Stagnation is a quiet driver of attrition. Teachers who feel they are still learning stay; those who feel they have plateaued look elsewhere within twelve months.

Why for the board

Tests whether CPD spend is being felt by the people it is meant to develop. A useful counter to "we ran the training, ergo it worked".

Why for Ofsted

Direct evidence for CPD effectiveness and the ECF for early career teachers — both explicit inspection areas.

06

Work-life balance

How well have you been able to switch off outside of work?

Why for retention

Distinct from workload. A teacher can have a manageable week and still take it home with them every evening. Burnout shows up here first.

Why for the board

Tracks the long-term sustainability of the workload picture. Two schools with the same workload score can have very different work-life balance scores.

Why for Ofsted

Aligns with the DfE workload reduction toolkit and the school workload pledge. Measurable evidence of the trust honouring it.

✦ Monthly, not annual

One bad week shouldn't define a year

Annual surveys are the norm in schools, but they have a problem. A single bad fortnight near survey time can swing a teacher's entire year of feedback. Monthly cadence is short enough that no one month dominates the picture — and short enough that leaders can act between surveys rather than reading a verdict twelve months too late.

✦ Anonymous by design

No name, no email, no device

The survey response table holds no user_id, by design. Staff who fear retaliation answer differently — and the data we get is not the data we need. Anonymity is the only way to get a true read on how a school is actually feeling, which is the only data worth basing decisions on.

✦ Five minutes, ever

Short enough to actually do

Long surveys train staff to skim, satisfice, or stop responding. Six scale questions, one open question, and an optional staff voice section means we get high response rates and honest answers. The product is built around protecting the five-minute promise.

✦ Closing the loop

What this becomes

Every survey produces an AI insight with three recommended actions, a brand-aware newsletter that shares wins back with staff, and a shareable PNG the school can post externally. The data does not sit in a spreadsheet. It becomes recognition, action, and signal — to staff and to the outside world.

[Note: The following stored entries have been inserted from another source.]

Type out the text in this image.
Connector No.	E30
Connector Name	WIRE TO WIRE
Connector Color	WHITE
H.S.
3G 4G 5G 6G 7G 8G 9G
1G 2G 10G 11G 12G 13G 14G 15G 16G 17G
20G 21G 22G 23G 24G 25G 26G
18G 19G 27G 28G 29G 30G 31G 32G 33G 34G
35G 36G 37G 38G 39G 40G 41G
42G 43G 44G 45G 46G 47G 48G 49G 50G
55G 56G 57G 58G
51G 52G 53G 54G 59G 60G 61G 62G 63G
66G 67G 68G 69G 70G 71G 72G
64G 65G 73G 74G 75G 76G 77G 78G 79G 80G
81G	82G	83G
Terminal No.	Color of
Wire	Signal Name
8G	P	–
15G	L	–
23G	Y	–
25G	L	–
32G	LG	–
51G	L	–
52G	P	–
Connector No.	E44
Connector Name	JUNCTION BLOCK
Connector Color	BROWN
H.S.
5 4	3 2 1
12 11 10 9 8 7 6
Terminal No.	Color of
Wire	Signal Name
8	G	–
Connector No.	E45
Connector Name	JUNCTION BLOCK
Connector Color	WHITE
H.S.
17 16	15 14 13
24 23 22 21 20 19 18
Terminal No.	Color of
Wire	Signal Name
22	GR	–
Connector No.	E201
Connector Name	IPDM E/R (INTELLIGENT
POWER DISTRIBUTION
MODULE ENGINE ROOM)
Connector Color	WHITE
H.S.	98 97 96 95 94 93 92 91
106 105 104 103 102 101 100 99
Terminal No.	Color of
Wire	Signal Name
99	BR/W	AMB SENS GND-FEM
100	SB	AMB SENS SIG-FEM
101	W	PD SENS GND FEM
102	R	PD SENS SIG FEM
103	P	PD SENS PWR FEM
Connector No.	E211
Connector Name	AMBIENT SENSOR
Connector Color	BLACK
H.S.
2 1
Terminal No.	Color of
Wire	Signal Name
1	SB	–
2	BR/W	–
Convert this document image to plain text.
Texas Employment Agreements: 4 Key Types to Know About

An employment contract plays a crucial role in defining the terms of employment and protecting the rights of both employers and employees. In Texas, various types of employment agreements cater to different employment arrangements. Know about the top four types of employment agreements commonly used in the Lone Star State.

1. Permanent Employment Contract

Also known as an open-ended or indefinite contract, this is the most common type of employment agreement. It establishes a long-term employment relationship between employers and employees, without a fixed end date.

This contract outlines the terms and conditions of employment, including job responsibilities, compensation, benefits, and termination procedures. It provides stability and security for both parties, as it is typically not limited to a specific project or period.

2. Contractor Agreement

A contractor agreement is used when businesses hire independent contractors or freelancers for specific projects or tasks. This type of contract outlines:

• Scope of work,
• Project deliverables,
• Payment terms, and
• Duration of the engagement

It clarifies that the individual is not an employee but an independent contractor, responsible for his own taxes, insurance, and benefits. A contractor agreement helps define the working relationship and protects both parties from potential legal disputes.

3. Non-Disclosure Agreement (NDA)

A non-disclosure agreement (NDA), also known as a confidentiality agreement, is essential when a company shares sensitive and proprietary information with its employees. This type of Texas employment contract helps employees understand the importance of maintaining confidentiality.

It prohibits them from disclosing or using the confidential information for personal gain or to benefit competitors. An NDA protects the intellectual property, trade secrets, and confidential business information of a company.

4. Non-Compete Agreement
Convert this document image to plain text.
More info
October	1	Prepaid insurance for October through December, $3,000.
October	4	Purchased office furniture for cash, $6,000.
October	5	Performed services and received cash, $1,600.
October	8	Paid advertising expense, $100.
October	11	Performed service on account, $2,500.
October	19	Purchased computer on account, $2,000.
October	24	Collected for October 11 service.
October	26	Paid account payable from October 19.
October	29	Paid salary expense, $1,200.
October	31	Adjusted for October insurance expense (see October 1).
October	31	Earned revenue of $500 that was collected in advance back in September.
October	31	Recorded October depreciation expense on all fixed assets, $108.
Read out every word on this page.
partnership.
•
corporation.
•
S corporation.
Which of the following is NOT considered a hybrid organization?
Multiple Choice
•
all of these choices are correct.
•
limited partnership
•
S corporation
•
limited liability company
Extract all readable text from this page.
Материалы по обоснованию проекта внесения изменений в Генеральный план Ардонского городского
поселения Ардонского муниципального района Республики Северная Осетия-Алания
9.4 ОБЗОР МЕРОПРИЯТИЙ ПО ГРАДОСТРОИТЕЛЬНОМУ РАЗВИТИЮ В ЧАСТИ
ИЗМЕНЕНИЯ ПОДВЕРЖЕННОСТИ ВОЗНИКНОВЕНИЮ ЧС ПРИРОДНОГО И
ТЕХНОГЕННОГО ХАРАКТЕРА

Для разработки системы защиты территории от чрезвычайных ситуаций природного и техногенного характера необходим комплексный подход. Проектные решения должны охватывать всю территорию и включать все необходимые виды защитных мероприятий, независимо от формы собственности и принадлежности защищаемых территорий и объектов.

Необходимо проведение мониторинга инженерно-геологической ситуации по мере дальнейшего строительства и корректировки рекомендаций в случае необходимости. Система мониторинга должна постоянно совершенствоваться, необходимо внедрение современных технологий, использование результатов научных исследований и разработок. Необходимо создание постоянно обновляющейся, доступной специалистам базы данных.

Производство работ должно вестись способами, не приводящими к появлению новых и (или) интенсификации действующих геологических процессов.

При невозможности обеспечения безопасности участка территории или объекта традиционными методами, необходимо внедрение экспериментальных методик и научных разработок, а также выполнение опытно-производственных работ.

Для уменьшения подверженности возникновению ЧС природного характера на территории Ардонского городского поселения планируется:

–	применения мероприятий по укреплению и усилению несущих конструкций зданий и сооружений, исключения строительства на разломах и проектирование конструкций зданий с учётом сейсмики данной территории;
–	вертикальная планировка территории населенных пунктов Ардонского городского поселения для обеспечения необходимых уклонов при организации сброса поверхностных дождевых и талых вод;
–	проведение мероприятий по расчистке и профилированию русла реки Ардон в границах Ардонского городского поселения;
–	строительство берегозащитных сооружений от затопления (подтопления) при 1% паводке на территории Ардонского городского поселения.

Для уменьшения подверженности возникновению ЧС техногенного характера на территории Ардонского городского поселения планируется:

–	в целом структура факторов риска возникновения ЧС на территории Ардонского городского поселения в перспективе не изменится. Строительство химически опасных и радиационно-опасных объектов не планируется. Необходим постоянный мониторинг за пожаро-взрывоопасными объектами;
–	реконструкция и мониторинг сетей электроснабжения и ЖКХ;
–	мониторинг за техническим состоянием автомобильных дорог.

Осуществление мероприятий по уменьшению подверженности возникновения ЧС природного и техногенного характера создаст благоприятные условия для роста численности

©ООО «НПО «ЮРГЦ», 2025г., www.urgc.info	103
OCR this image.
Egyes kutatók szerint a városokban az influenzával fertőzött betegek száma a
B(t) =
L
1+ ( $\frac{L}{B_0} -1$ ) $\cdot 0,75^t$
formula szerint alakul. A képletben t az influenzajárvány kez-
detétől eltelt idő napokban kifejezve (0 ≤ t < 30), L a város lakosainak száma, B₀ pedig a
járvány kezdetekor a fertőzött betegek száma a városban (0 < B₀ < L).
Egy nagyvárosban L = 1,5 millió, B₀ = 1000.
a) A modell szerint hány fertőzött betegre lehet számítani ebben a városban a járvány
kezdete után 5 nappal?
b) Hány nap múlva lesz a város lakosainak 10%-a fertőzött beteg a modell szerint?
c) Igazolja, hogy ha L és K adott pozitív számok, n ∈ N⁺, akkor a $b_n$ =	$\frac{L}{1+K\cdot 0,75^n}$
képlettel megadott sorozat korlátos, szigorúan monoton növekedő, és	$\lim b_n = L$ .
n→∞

What also goes in the survey

  • Open questionA free-text prompt for anything else worth saying this month. Optional.
  • Shout-out for a colleagueName plus a sentence on what they did. Feeds the staff spotlight in the newsletter.
  • A moment worth celebratingFree text. Becomes the from-the-team section of the newsletter.
  • One thing that would make things betterA constructive, low-stakes suggestion field. Routed to leaders for review.
  • Photo uploadDrag and drop up to four photos. Goes into the newsletter if the leader approves.
✦ The point

Lots of schools collect data. Echo is built on what schools do with it.

The questions are calibrated for retention. The cadence is calibrated for honesty. The output is calibrated for action and for sharing. Every part of the pulse is here for a reason, and the reasons live on this page so leaders can show governors, staff, and inspectors what they are measuring and why.